Class Warning: Atypical antipsychotic drugs have been associated with metabolic changes that include hyperglycemia/diabetes mellitus, dyslipidemia, and body weight gain. While all of the drugs in the class have been shown to produce some metabolic changes, each drug has its own specific risk profile.
PHARMACOKINETICS
Volume of distribution (Vd)
7.0 L/Kg
Protein binding
74% (primarily to alpha 1-acid glycoprotein and albumin)
Elimination half-life
The median apparent half-life of PP3M following administration over the dose range of 175-525 mg ranged from 52-86 days following deltoid injections and 69-120 days following gluteal injections.
Time to peak (Tmax)
24-34 days
Metabolism
Mostly excreted unchanged. Limited metabolism via CYP2D6 & CYP3A4.
MORE INFORMATION
Renal impairment
For patients with mild renal impairment (creatinine clearance > 50 to < 80 mL/min), adjust dosage and stabilize the patients using PP1M, then transition to PP3M in a 3.5 to 1 ratio. The maximum recommended dose of PP3M in patients with mild renal impairment is 350 mg. PP3M is not recommended in patients with moderate or severe renal impairment (creatinine clearance < 50 mL/min).
Hepatic impairment
PP3M has not been studied in patients with hepatic impairment. Based on a study with oral paliperidone, no dose adjustment is required in patients with mild or moderate hepatic impairment. Paliperidone has not been studied in patients with severe hepatic impairment.
DRUG-DRUG INTERACTIONS
Potential for Other Drugs to Affect Paliperidone
Paliperidone is not a substrate of CYP1A2, CYP2A6, CYP2C9, CYP2C19, and CYP3A5. This suggests that an interaction with inhibitors or inducers of these isozymes is unlikely.
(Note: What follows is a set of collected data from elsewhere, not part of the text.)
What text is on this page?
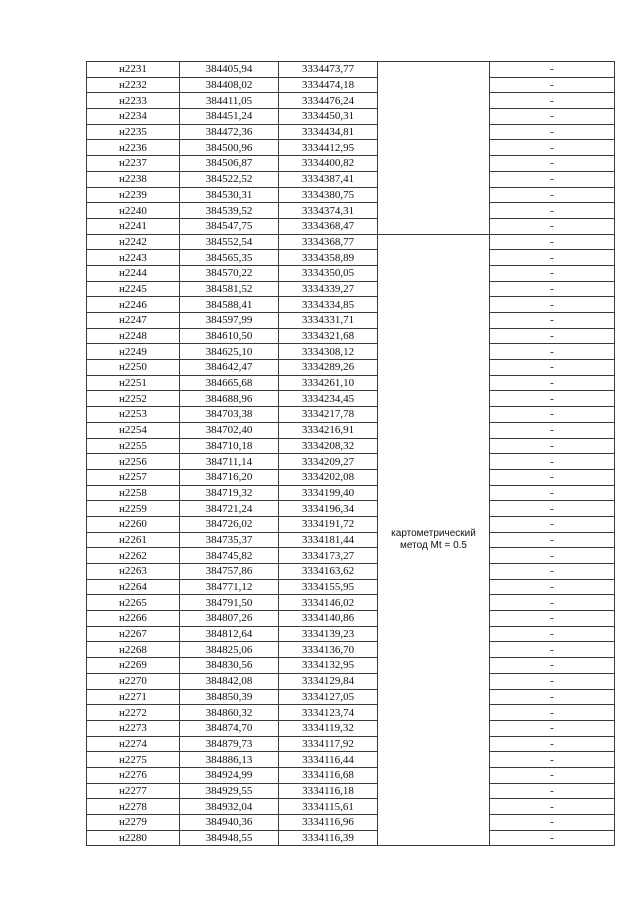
н2231	384405,94	3334473,77		-
н2232	384408,02	3334474,18		-
н2233	384411,05	3334476,24		-
н2234	384451,24	3334450,31		-
н2235	384472,36	3334434,81		-
н2236	384500,96	3334412,95		-
н2237	384506,87	3334400,82		-
н2238	384522,52	3334387,41		-
н2239	384530,31	3334380,75		-
н2240	384539,52	3334374,31		-
н2241	384547,75	3334368,47		-
н2242	384552,54	3334368,77	картометрический метод Mt = 0.5	-
н2243	384565,35	3334358,89		-
н2244	384570,22	3334350,05		-
н2245	384581,52	3334339,27		-
н2246	384588,41	3334334,85		-
н2247	384597,99	3334331,71		-
н2248	384610,50	3334321,68		-
н2249	384625,10	3334308,12		-
н2250	384642,47	3334289,26		-
н2251	384665,68	3334261,10		-
н2252	384688,96	3334234,45		-
н2253	384703,38	3334217,78		-
н2254	384702,40	3334216,91		-
н2255	384710,18	3334208,32		-
н2256	384711,14	3334209,27		-
н2257	384716,20	3334202,08		-
н2258	384719,32	3334199,40		-
н2259	384721,24	3334196,34		-
н2260	384726,02	3334191,72		-
н2261	384735,37	3334181,44		-
н2262	384745,82	3334173,27		-
н2263	384757,86	3334163,62		-
н2264	384771,12	3334155,95		-
н2265	384791,50	3334146,02		-
н2266	384807,26	3334140,86		-
н2267	384812,64	3334139,23		-
н2268	384825,06	3334136,70		-
н2269	384830,56	3334132,95		-
н2270	384842,08	3334129,84		-
н2271	384850,39	3334127,05		-
н2272	384860,32	3334123,74		-
н2273	384874,70	3334119,32		-
н2274	384879,73	3334117,92		-
н2275	384886,13	3334116,44		-
н2276	384924,99	3334116,68		-
н2277	384929,55	3334116,18		-
н2278	384932,04	3334115,61		-
н2279	384940,36	3334116,96		-
н2280	384948,55	3334116,39		-
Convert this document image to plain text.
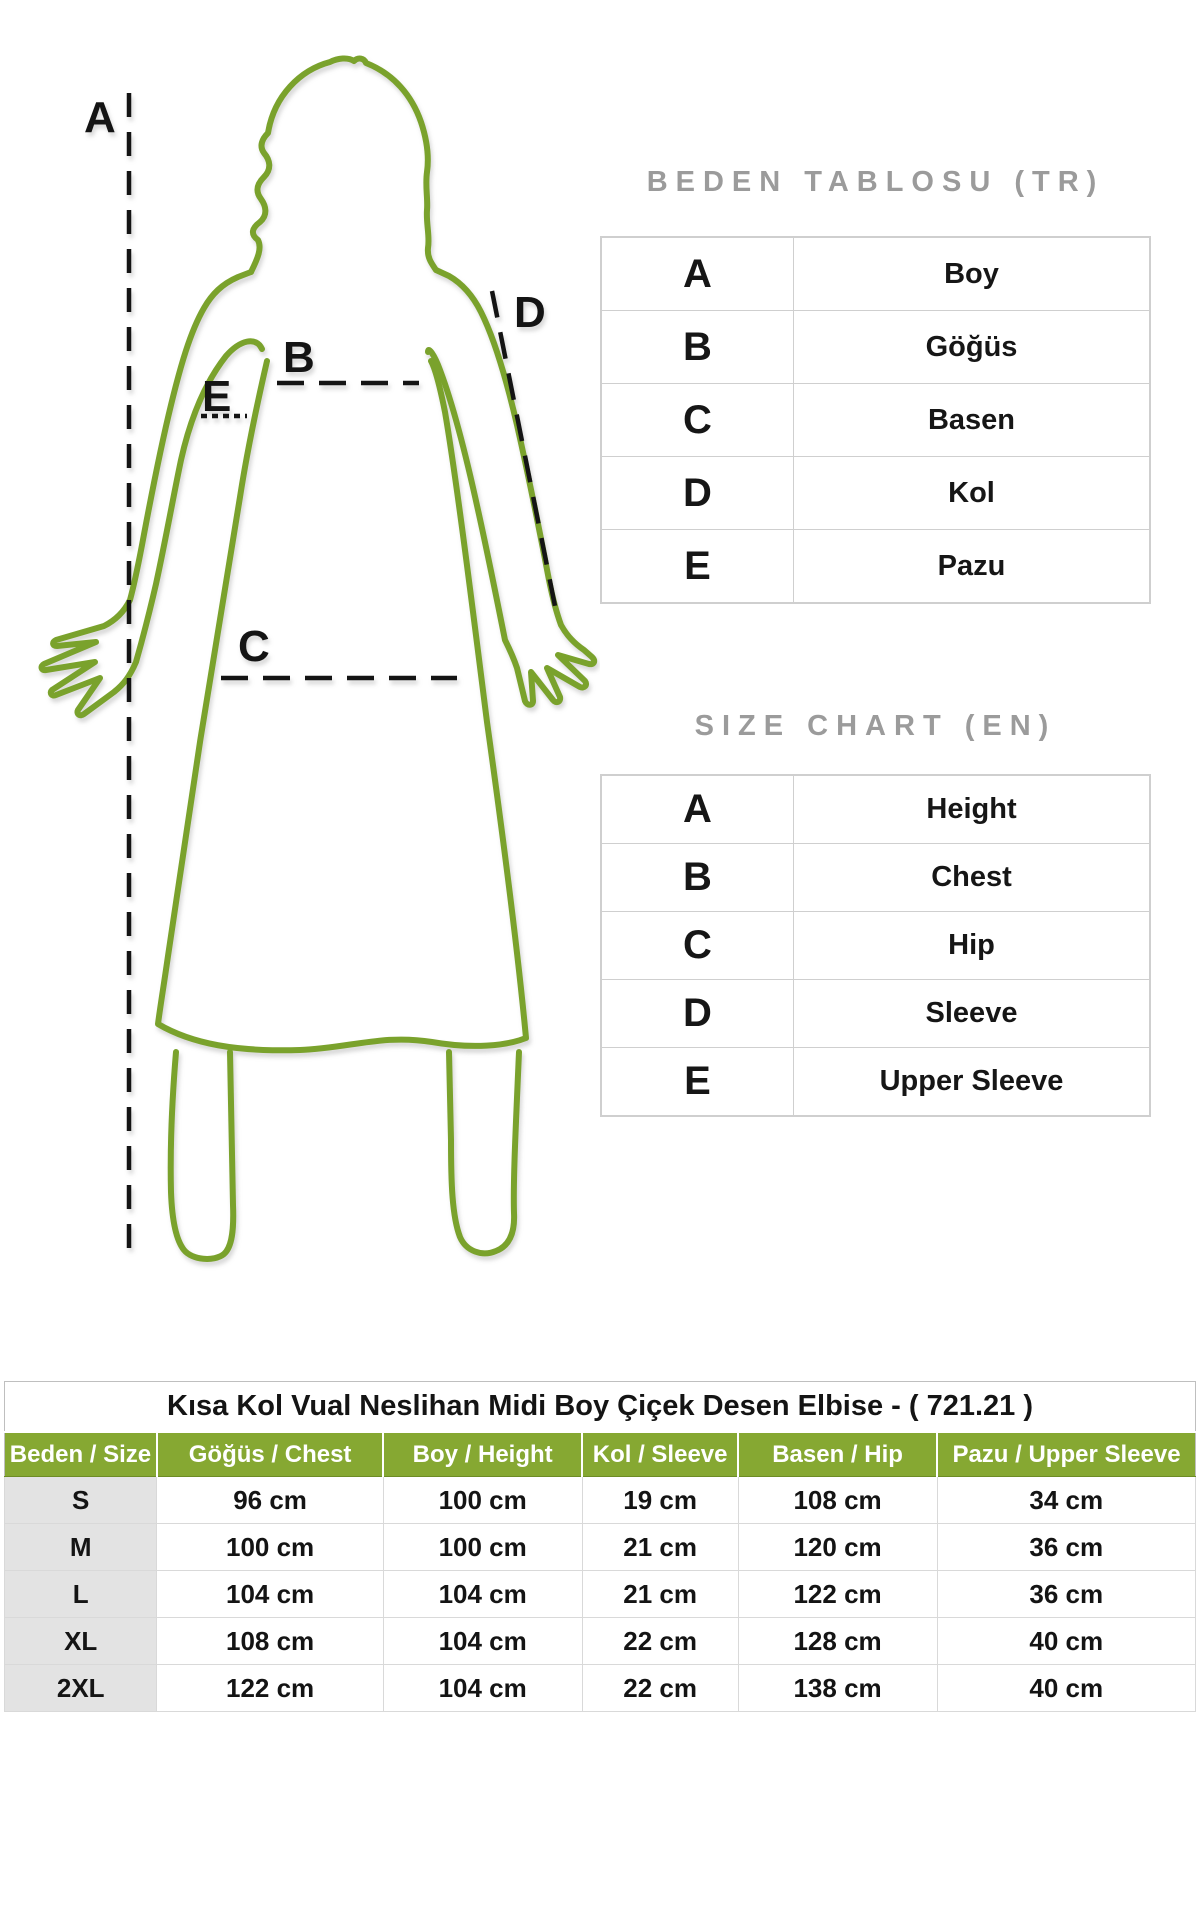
A
B
C
D
E
BEDEN TABLOSU (TR)
A	Boy
B	Göğüs
C	Basen
D	Kol
E	Pazu
SIZE CHART (EN)
A	Height
B	Chest
C	Hip
D	Sleeve
E	Upper Sleeve
Kısa Kol Vual Neslihan Midi Boy Çiçek Desen Elbise - ( 721.21 )					
Beden / Size	Göğüs / Chest	Boy / Height	Kol / Sleeve	Basen / Hip	Pazu / Upper Sleeve
S	96 cm	100 cm	19 cm	108 cm	34 cm
M	100 cm	100 cm	21 cm	120 cm	36 cm
L	104 cm	104 cm	21 cm	122 cm	36 cm
XL	108 cm	104 cm	22 cm	128 cm	40 cm
2XL	122 cm	104 cm	22 cm	138 cm	40 cm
Potential for Paliperidone to Affect Other Drugs
Paliperidone is not expected to cause clinically important pharmacokinetic interactions with drugs that are metabolized by cytochrome P-450 isozymes. In vitro studies in human liver microsomes showed that paliperidone does not substantially inhibit the metabolism of drugs metabolized by cytochrome P450 isozymes, including CYP1A2, CYP2A6, CYP2C8/9/10, CYP2D6, CYP2E1, CYP3A4, and CYP3A5. Therefore, paliperidone is not expected to inhibit clearance of drugs that are metabolized by these metabolic pathways in a clinically relevant manner. Paliperidone is also not expected to have enzyme-inducing properties
Because of its potential for inducing orthostatic hypotension, an additive effect may be observed when paliperidone is administered with other therapeutic agents that have this potential.